Minimum Falling Path Sum

You have been given a square array 'VEC' of integers of size 'N' rows and 'N' columns. Your task is to find the minimum sum of a falling path through the square array. The number of rows and columns in the given array will be the same.

A falling path starts at any element in the first row and chooses one element from each row. The next row's choice must be in a column that is different from the previous row's column by at most one.

Example:

VEC[][]= {{5, 10}, {25, 15}}      

All the rectangles denote the possible falling paths. The rectangle with red filler is the minimum falling path with the minimum falling path sum of 20 (5+15). 

Input format:

The first line of input contains an integer ‘T’ denoting the number of test cases.

The first line of each test contains an integer ‘N’ denoting the number of rows and columns.

The next ‘N’ lines of each test case contain ‘N’ space-separated integers denoting the elements of the square array.

Output format:

For each test case, print a single integer the minimum sum of a falling path through the square array.
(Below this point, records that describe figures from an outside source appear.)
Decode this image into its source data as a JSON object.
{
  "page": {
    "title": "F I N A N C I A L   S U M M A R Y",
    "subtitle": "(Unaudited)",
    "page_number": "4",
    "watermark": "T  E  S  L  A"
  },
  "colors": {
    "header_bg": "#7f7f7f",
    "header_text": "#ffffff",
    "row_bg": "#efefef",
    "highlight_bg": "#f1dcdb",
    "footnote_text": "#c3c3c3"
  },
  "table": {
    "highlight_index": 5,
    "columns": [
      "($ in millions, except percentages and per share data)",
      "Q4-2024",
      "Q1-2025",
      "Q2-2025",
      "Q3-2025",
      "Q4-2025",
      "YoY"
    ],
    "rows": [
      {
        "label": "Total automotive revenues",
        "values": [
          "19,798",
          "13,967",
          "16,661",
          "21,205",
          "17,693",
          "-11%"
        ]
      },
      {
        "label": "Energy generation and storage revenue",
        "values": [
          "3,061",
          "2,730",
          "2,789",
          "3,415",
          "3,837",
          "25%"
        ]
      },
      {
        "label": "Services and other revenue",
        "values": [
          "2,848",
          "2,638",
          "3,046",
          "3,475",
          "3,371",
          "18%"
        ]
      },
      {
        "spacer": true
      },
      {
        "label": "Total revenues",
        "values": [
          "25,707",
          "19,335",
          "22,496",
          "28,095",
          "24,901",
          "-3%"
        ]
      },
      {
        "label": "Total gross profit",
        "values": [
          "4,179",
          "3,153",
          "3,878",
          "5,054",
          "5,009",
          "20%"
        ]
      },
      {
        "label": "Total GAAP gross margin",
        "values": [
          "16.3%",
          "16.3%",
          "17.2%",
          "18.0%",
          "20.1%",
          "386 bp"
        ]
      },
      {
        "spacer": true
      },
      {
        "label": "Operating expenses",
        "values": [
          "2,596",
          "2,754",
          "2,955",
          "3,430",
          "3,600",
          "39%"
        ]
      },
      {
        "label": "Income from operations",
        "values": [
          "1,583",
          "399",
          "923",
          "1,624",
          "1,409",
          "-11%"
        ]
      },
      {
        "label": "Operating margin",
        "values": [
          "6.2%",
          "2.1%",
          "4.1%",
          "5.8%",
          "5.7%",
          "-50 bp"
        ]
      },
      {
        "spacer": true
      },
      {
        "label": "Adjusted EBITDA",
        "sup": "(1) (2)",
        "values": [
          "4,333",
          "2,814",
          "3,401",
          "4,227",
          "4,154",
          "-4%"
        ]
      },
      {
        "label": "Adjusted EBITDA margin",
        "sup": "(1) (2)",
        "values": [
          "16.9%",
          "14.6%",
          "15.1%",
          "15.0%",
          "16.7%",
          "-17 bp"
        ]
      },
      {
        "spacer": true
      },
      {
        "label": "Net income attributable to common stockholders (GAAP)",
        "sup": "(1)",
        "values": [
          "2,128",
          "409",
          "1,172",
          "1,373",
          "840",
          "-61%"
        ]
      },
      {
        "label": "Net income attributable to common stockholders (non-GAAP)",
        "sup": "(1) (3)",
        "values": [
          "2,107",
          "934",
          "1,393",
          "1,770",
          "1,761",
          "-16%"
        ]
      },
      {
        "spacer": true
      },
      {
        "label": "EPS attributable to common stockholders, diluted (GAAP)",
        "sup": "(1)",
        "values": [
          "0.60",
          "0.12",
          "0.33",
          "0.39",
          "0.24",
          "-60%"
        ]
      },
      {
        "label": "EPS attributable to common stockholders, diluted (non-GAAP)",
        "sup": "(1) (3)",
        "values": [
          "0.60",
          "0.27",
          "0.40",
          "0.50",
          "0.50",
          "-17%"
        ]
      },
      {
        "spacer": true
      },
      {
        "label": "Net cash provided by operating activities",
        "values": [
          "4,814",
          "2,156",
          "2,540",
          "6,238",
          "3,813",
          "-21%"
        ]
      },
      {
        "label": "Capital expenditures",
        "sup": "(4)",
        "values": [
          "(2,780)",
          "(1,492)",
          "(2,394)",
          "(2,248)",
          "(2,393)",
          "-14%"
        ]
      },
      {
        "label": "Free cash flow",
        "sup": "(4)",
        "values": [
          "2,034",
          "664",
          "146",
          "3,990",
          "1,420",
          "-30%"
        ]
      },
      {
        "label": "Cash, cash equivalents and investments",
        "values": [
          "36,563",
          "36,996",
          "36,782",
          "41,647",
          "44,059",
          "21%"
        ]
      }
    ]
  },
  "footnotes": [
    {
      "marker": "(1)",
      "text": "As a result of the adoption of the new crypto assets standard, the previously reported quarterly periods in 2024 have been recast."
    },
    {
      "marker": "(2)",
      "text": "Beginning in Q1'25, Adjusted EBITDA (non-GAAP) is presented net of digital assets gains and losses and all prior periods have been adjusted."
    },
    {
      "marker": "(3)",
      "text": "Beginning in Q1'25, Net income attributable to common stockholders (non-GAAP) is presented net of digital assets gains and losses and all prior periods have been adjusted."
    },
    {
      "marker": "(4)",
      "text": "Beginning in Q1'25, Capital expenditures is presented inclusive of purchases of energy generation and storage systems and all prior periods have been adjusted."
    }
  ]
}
The output of each test case will be printed in a separate line.

Note:

You don’t need to print anything; it has already been taken care of. Just return the minimum sum calculated.

Constraints:

1 <= T <= 50
1 <= N <= 100
-10^7 <= VEC[i][j] <=10^7

Where ‘T’ is the total number of test cases, ‘N’ denotes the number of rows and columns in the array, and ‘VEC[i][j]’ denotes the range of elements in the 2 Dimensional array.

Time limit: 1 second